9 sierpnia 2015

Pierwszy Parkrun w Toruniu

Jacek:
Od minionego weekendu Parkrun ma nową lokalizację, mianowicie Toruń.
Trasa ma jedną, leśną pętelkę długości 5 km, w całości po piasku.
W pierwszym toruńskim parkrunowym biegu wzięło udział 54 osoby, w tym my i nasi endomondowi przyjaciele: Ania i Andy :-)
Do organizacji żadnych zarzutów nie miałem, poza małym szczegółem. Na trasie w dwóch miejscach trzeba było mocno wypatrywać strzałki jeżeli nie biegliśmy z grupą by nie pomylić trasy. W jednym miejscu sam miałem moment niepewności, gdy straciłem z oczu poprzedzających mnie biegaczy. Samo miejsce startu było widoczne już z wysokości salonu BMW przy ul. Olimpijskiej.

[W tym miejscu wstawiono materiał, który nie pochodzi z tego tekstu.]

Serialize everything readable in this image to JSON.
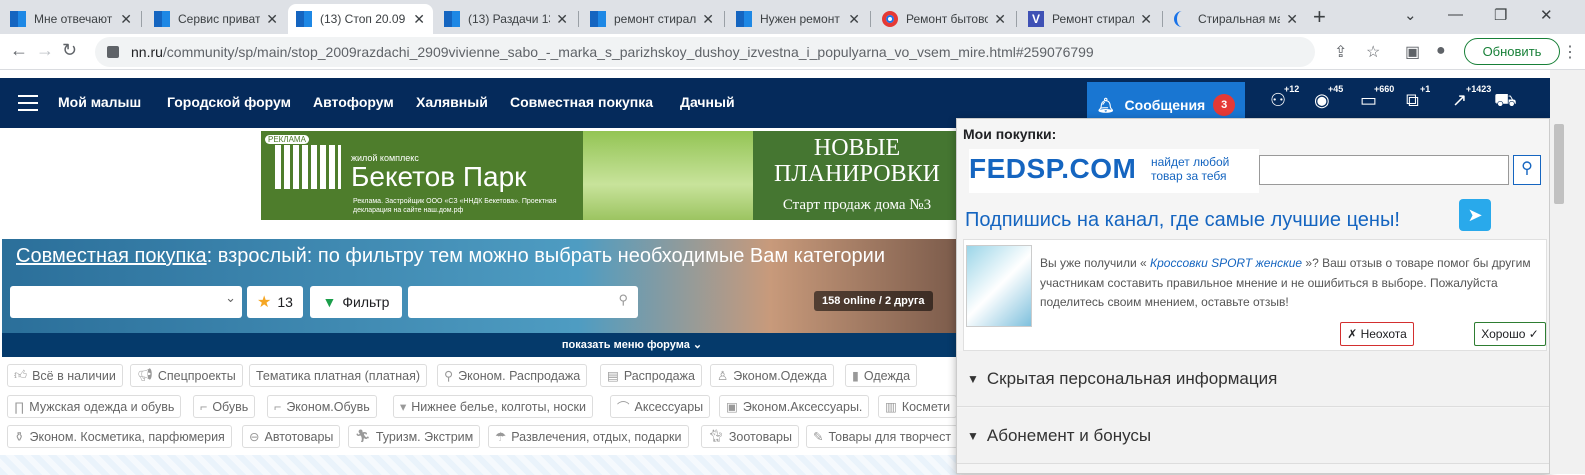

Tego dnia był taki upał, że nawet organizatorzy ostrzegali, by nie starać się o życiówki, a potraktować bieg jako rozpoznanie trasy. Osobiście nie nastawiałem się na rekordowy wynik z braku treningów (z powodu pracy, często do 19 - 20, biegam tylko w sobotę lub niedzielę, to trochę mało nawet na podtrzymanie formy).
Na start dotarliśmy zaledwie z 5 minutowym wyprzedzeniem, gdzie spotkaliśmy dwójkę naszych w/w biegających znajomych :-)
Wystartowaliśmy:


Ja z trzeciego szeregu, a Grażynka z ostatniego...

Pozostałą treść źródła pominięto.